Now, Digi in Belgium offers Fiber To The Home for 10 euros per month, and I would jump on it. Unfortunately, it is only available in one town. Their expansion to the rest of the country seems at a standstill, and it would not surprise me if the powers that be (ISPs and politicians) have no urge to move this forward to protect (tax) revenue. But in due time, we might see the budget offerings move up the stack, and then you can move with them.

Speed is addictive

It is a fact that speed is addictive. Seeing that FTP or Windows ISO downloads are 10 times faster at first is very satisfying, and then that becomes your minimum acceptable speed. But that is the case whether you upgrade to 150 Mbps down/50 Mbps up, 2.5 Gbps down/2.5 Gbps up, or even higher. Don’t get me wrong, speed is also good. It provides a better experience for working from home or streaming a 4K movie. Just be sensible about it. They like to upsell bundles in Belgium, making you buy more than you need. On top of that, the relatively low price increase for ever more bandwidth is meant to lure you in: as you buy more bandwidth, the percentage increase in cost is low versus the gain in bandwidth, but the total cost still goes up.

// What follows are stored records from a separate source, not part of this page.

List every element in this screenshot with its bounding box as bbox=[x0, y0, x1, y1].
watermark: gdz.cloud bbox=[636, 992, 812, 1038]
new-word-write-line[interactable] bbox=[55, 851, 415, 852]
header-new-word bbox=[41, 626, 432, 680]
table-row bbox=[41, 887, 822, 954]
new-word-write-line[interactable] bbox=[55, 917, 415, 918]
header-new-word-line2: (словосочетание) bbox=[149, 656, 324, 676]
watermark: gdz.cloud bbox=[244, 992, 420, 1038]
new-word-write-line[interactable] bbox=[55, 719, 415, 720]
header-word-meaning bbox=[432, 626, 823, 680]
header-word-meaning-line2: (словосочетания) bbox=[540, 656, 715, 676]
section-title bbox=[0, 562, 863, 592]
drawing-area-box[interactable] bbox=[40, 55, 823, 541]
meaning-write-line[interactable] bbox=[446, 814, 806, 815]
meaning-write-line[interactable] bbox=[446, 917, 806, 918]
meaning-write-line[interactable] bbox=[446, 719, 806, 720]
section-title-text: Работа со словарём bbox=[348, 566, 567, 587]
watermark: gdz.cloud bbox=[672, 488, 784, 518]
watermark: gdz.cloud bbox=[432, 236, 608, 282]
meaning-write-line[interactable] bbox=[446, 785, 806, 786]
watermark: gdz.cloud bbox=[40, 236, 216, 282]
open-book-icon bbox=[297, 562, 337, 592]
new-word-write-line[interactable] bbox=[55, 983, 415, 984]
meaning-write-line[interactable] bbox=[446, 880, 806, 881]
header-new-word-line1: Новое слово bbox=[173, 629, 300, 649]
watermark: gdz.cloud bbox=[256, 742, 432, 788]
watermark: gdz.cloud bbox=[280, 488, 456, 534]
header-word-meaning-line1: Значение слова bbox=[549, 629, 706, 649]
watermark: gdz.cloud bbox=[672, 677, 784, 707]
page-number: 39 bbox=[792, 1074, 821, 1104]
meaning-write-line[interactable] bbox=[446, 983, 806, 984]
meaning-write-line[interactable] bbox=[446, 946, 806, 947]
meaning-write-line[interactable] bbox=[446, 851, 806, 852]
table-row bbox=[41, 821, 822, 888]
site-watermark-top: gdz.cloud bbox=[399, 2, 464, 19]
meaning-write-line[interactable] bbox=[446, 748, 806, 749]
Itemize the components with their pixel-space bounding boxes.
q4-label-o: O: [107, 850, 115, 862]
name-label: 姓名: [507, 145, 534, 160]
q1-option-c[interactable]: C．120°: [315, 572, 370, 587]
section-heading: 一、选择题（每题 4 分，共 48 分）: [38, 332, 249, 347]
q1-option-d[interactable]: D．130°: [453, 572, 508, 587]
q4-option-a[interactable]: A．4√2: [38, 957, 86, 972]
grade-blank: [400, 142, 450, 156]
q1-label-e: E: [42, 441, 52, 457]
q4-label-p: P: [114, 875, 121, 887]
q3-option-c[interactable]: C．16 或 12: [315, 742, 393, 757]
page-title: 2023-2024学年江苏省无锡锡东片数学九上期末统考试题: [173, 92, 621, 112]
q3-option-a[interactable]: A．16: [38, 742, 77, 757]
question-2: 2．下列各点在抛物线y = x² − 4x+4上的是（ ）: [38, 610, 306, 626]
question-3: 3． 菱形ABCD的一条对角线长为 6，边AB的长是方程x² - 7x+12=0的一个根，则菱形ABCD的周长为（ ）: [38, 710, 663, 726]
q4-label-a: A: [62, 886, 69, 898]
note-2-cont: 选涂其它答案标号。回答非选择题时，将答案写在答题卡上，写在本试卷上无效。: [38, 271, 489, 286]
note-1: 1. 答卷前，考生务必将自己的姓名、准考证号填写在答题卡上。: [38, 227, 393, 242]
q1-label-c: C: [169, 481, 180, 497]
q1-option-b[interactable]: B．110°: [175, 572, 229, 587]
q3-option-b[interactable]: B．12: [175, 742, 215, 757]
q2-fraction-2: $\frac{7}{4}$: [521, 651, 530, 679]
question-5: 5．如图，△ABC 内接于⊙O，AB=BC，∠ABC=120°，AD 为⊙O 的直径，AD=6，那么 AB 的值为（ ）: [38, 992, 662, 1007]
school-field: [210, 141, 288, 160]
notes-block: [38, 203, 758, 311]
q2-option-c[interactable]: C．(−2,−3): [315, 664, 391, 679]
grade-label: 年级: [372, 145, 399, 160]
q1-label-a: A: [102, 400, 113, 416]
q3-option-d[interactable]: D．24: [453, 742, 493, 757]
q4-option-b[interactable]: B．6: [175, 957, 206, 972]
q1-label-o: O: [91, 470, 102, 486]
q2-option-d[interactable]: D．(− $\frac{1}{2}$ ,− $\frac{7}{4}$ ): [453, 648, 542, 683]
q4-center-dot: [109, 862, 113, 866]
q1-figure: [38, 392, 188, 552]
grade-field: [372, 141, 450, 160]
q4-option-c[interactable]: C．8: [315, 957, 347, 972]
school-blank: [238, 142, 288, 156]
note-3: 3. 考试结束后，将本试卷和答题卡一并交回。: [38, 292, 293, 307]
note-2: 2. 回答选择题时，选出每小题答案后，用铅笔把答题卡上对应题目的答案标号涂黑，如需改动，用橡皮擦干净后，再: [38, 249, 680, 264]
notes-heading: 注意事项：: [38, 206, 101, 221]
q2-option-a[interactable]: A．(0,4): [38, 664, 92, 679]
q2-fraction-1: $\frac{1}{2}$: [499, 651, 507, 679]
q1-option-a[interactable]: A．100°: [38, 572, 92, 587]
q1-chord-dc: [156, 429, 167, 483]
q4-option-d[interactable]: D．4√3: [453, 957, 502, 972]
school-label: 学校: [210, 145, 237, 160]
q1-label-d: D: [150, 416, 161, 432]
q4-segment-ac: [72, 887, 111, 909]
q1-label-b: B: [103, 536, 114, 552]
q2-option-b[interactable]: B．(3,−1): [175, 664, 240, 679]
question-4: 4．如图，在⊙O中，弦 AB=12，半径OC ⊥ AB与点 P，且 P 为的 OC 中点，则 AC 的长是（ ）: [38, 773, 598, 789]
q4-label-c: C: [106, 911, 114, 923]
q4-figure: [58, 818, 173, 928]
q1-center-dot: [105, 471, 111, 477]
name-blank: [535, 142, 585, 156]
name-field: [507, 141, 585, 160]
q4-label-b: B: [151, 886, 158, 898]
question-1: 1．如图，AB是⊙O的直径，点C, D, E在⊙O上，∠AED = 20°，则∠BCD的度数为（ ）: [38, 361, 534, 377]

But speed is not the biggest concern for many businesses when it comes to employee comfort. I see so many companies sharing 10Gbps among thousands of employees in their office buildings, and I realize I have it good at home.

If you go for 1Gbps or higher on purpose, fully knowing when and what you can use it for, have a blast. Many people have no idea what their bandwidth needs are, let alone when or how they consume bandwidth.

Conclusion

Do I really need 10Gbps fiber to the home? Today, that answer is definitely “no.” For work-from-home scenarios, 150 Mbps down and 50 Mbps up is perfect. You can comfortably work from home all they long with two or three people. The only issue you can encounter is when someone starts downloading or uploading a 150 GB virtual hard disk during video calls, if the telecommuters or your kids are torrenting 8K movies during office hours.

For me, unless I magically become very wealthy, I will keep things at home fiscally responsible. For educational purposes, such as learning about network technologies (switching, routing, firewalling, forward and reverse proxying, load balancing), 1 Gbps or less for Internet connectivity will suffice. 1 Gbps for your hardware needs is also good enough. It is also easier to obtain cheaply or for free via dumpster diving and asking for discarded hardware.

Sure, if you want to learn about 100Gbps networking and RDMA, that will not do it. The costs for hardware, electricity, and cooling are so high that you will need corporate sponsorship and a lab to make it feasible. And that is local or campus connectivity, rarely long-distance WAN networks.

So, start with 150 Mbps down and 50 Mbps up. Move to 500 Mbps down and 100 Mbps up if you notice a real need. That will be plenty for the vast majority. If not, rinse and repeat, but chances are you do not need it.